This driver cell runs the complete Task 1 pipeline independently. Modify `Task1Config` parameters below and execute.

Model Architecture Options:
- **Bidirectional LSTM**: Captures forward and backward temporal context
- **Multi-Head Self-Attention**: Learns global dependencies across the sequence  
- **Layer Normalization**: Stabilizes training and improves convergence

Advanced Training Techniques (Toggleable):
- **Weight Decay (AdamW)**: L2 regularization via `use_weight_decay`
- **LR Scheduler (ReduceLROnPlateau)**: Adaptive learning rate via `use_scheduler`
- **Gradient Clipping**: Prevents exploding gradients via `use_gradient_clipping`

In [19]:
# Remove any previous model from GPU memory
torch.cuda.empty_cache()

In [None]:
# --- CONFIGURE TASK 1 EXPERIMENT ---
cfg1 = Task1Config(
    # === EXPERIMENT SETTINGS ===
    num_basins=150,              # 0 = ALL basins, >0 = limit for quick testing
    use_static=True,            # Include static catchment attributes
    
    # === TRAINING HYPERPARAMETERS ===
    epochs=30,
    batch_size=1024,
    learning_rate=0.001,
    dropout=0.2,
    patience=10,
    
    # === MODEL ARCHITECTURE ===
    hidden_dim=64,
    num_lstm_layers = 1,
    use_bidirectional=False,           # Bidirectional LSTM
    use_self_attention=False,          # Multi-head self-attention
    num_attention_heads=4,
    use_layer_norm=False,              # Layer normalization
    
    # === ADVANCED TRAINING TECHNIQUES (TOGGLEABLE) ===
    use_weight_decay=True,            # Use AdamW with weight decay
    weight_decay=0.01,                # L2 regularization strength
    use_scheduler=True,               # Use ReduceLROnPlateau
    scheduler_patience=3,
    scheduler_factor=0.95,
    use_gradient_clipping=False,       # Clip gradients
    gradient_clip_value=1.0,
    
    # === VISUALIZATION ===
    show_plots=True,
    
    # === PATHS ===
    results_dir='./results/task1'
)

# --- RUN TASK 1 PIPELINE ---
results_task1 = run_task1_pipeline(cfg1)

# ==============================================================================
# ACCESS TASK 1 RESULTS
# ==============================================================================
# results_task1.model           # Trained LSTMWithAttention model
# results_task1.metrics         # Test metrics: {'MSE', 'RMSE', 'MAE', 'NSE', 'R2'}
# results_task1.predictions     # Predictions array
# results_task1.targets         # Ground truth array
# results_task1.history         # Training history: {'train_loss', 'val_loss'}

TASK 1 CONFIGURATION

--- Experiment Settings ---
Number of Basins: 150 (limited)
Use Static Features: True

--- Training Hyperparameters ---
Epochs: 30, Batch Size: 1024
Learning Rate: 0.001, Dropout: 0.2
Early Stopping Patience: 10

--- Model Architecture ---
LSTM Layers: 1
Bidirectional LSTM: False
Self-Attention: False
Layer Normalization: False

--- Advanced Training Techniques ---
Weight Decay (AdamW): True (λ=0.01)
LR Scheduler: True (patience=3, factor=0.95)
Gradient Clipping: False

--- Device ---
Device: cuda
GPU: NVIDIA GeForce RTX 2050

--- Sequence Parameters ---
Sequence Length: 60 days
Prediction Horizon: t+2
LOADING AND PREPARING DATA

Total valid basins found: 608
Selecting first 150 basins for experiment...
Selected basins: ['01013500', '01022500', '01030500', '01031500', '01047000']...

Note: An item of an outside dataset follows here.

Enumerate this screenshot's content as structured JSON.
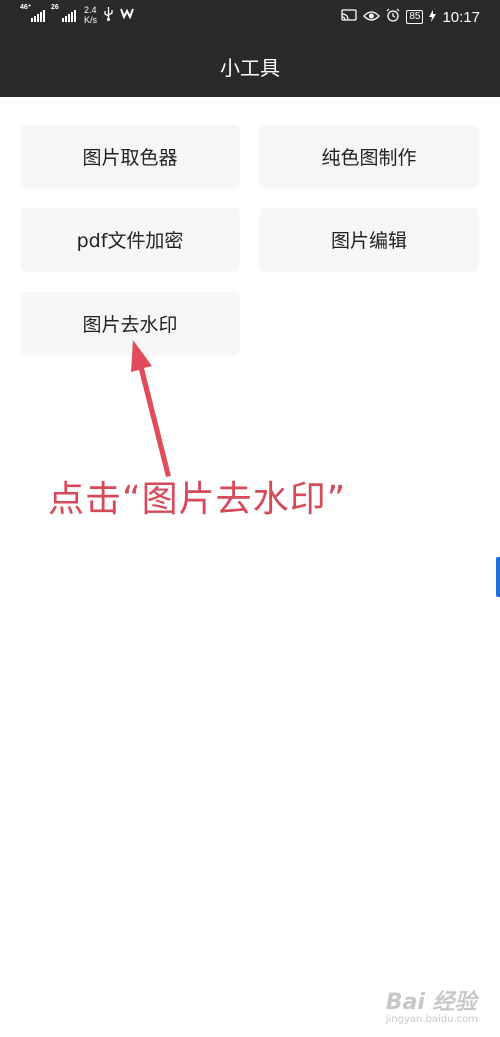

Static attributes loaded: (150, 9)

Loading and preprocessing 150 basins...
Processing order: Clean Outliers → Feature Engineering → Interpolation → Date Features


Loading basins:   0%|          | 0/150 [00:00<?, ?it/s]

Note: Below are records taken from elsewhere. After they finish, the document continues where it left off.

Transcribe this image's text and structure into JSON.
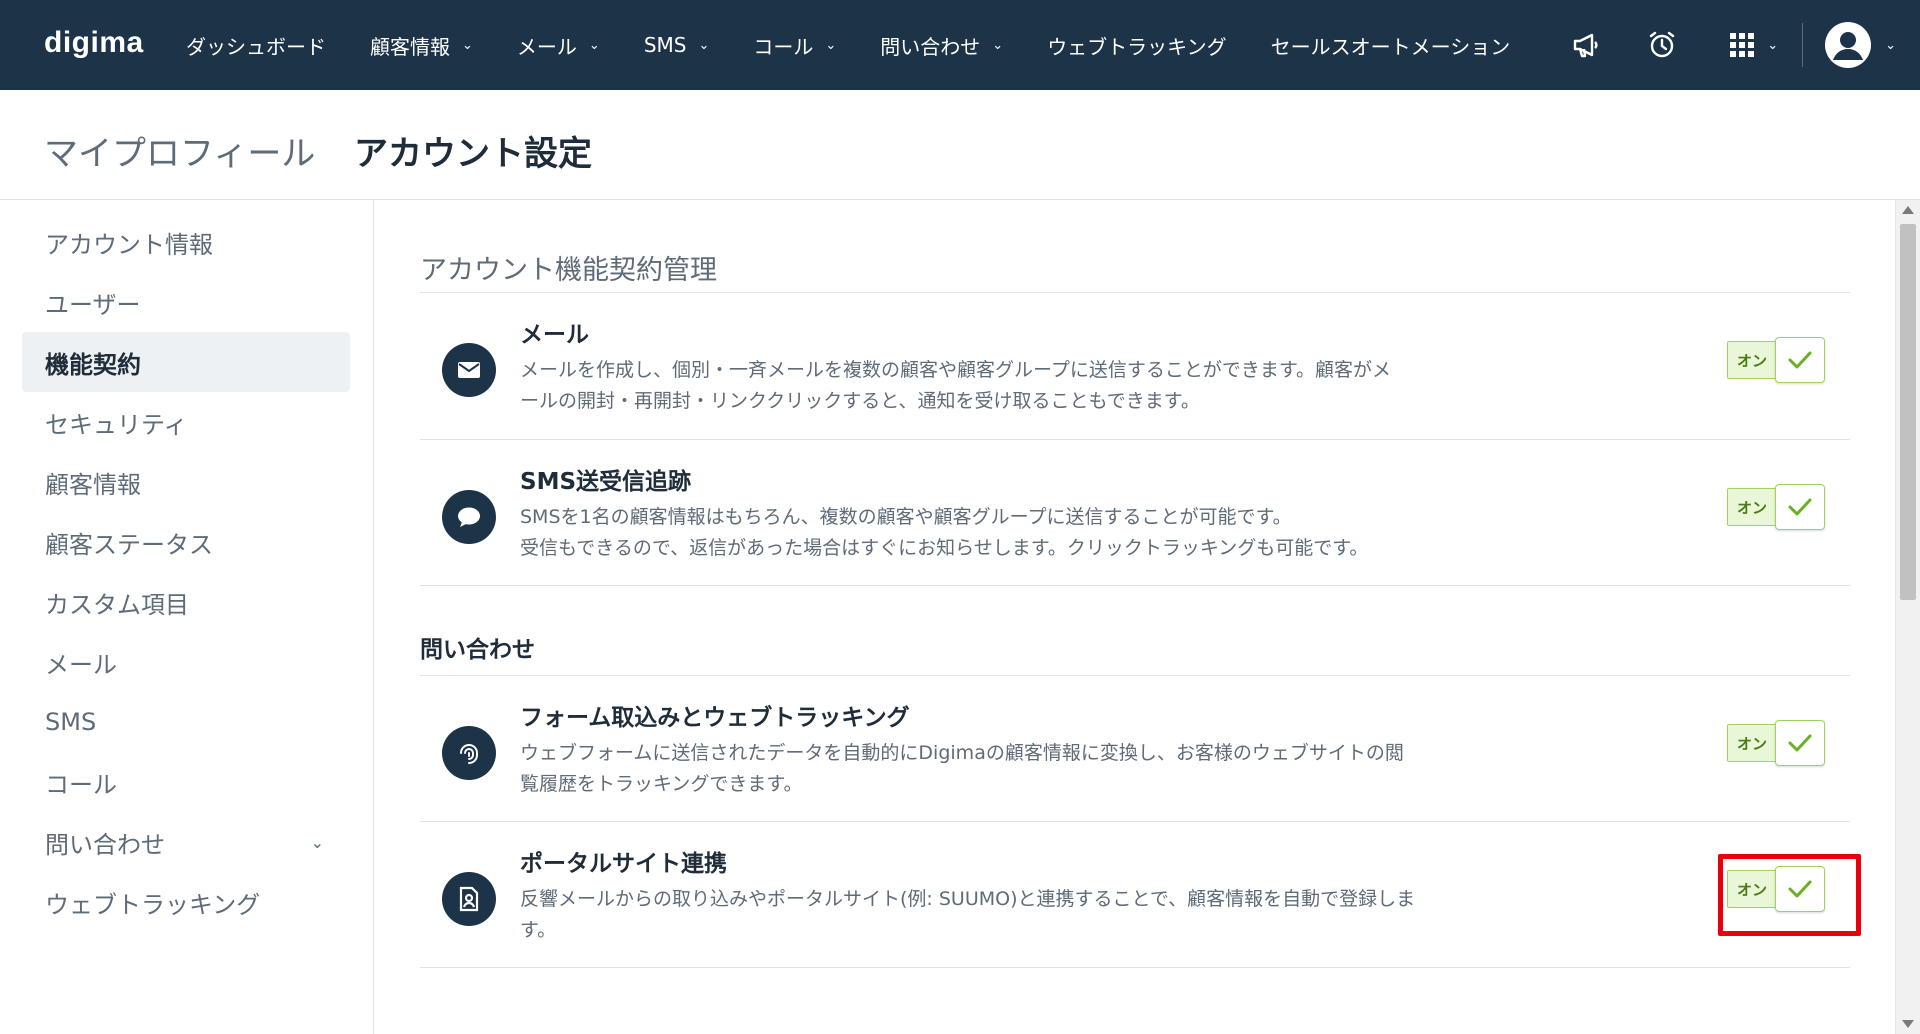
{
  "brand": {
    "logo_text": "digima"
  },
  "topnav": {
    "items": [
      {
        "label": "ダッシュボード",
        "has_dropdown": false
      },
      {
        "label": "顧客情報",
        "has_dropdown": true
      },
      {
        "label": "メール",
        "has_dropdown": true
      },
      {
        "label": "SMS",
        "has_dropdown": true
      },
      {
        "label": "コール",
        "has_dropdown": true
      },
      {
        "label": "問い合わせ",
        "has_dropdown": true
      },
      {
        "label": "ウェブトラッキング",
        "has_dropdown": false
      },
      {
        "label": "セールスオートメーション",
        "has_dropdown": false
      }
    ],
    "icons": [
      "megaphone-icon",
      "alarm-clock-icon",
      "apps-grid-icon",
      "user-avatar-icon"
    ]
  },
  "page_header": {
    "tab_inactive": "マイプロフィール",
    "tab_active": "アカウント設定"
  },
  "sidebar": {
    "items": [
      {
        "label": "アカウント情報"
      },
      {
        "label": "ユーザー"
      },
      {
        "label": "機能契約",
        "active": true
      },
      {
        "label": "セキュリティ"
      },
      {
        "label": "顧客情報"
      },
      {
        "label": "顧客ステータス"
      },
      {
        "label": "カスタム項目"
      },
      {
        "label": "メール"
      },
      {
        "label": "SMS"
      },
      {
        "label": "コール"
      },
      {
        "label": "問い合わせ",
        "expandable": true
      },
      {
        "label": "ウェブトラッキング"
      }
    ]
  },
  "main": {
    "section_title": "アカウント機能契約管理",
    "group_title": "問い合わせ",
    "features": [
      {
        "icon": "envelope-icon",
        "title": "メール",
        "desc_line1": "メールを作成し、個別・一斉メールを複数の顧客や顧客グループに送信することができます。顧客がメ",
        "desc_line2": "ールの開封・再開封・リンククリックすると、通知を受け取ることもできます。",
        "toggle_label": "オン",
        "enabled": true
      },
      {
        "icon": "chat-bubble-icon",
        "title": "SMS送受信追跡",
        "desc_line1": "SMSを1名の顧客情報はもちろん、複数の顧客や顧客グループに送信することが可能です。",
        "desc_line2": "受信もできるので、返信があった場合はすぐにお知らせします。クリックトラッキングも可能です。",
        "toggle_label": "オン",
        "enabled": true
      },
      {
        "icon": "fingerprint-icon",
        "title": "フォーム取込みとウェブトラッキング",
        "desc_line1": "ウェブフォームに送信されたデータを自動的にDigimaの顧客情報に変換し、お客様のウェブサイトの閲",
        "desc_line2": "覧履歴をトラッキングできます。",
        "toggle_label": "オン",
        "enabled": true
      },
      {
        "icon": "contact-document-icon",
        "title": "ポータルサイト連携",
        "desc_line1": "反響メールからの取り込みやポータルサイト(例: SUUMO)と連携することで、顧客情報を自動で登録しま",
        "desc_line2": "す。",
        "toggle_label": "オン",
        "enabled": true,
        "highlighted": true
      }
    ]
  },
  "colors": {
    "nav_bg": "#1c3348",
    "logo_accent": "#8cc63f",
    "toggle_on_border": "#9ed45a",
    "toggle_on_bg": "#eaf6d8",
    "check_color": "#6ab023",
    "highlight_border": "#e8000b"
  }
}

Successfully loaded 150 basins

FITTING PREPROCESSOR
Computing global statistics from training data...
Computing basin-specific target statistics...

GENERATING TASK 1 DATASETS

Task 1: Single-step prediction (t+2)
  Train: (790409, 60, 22), Val: (264900, 60, 22), Test: (538650, 60, 22)


---
## Section 2B: Run Task 2 Pipeline

**Task 2: Multi-step Seq2Seq prediction (t+1 to t+5)**

This driver cell runs the complete Task 2 pipeline independently. Modify `Task2Config` parameters below and execute.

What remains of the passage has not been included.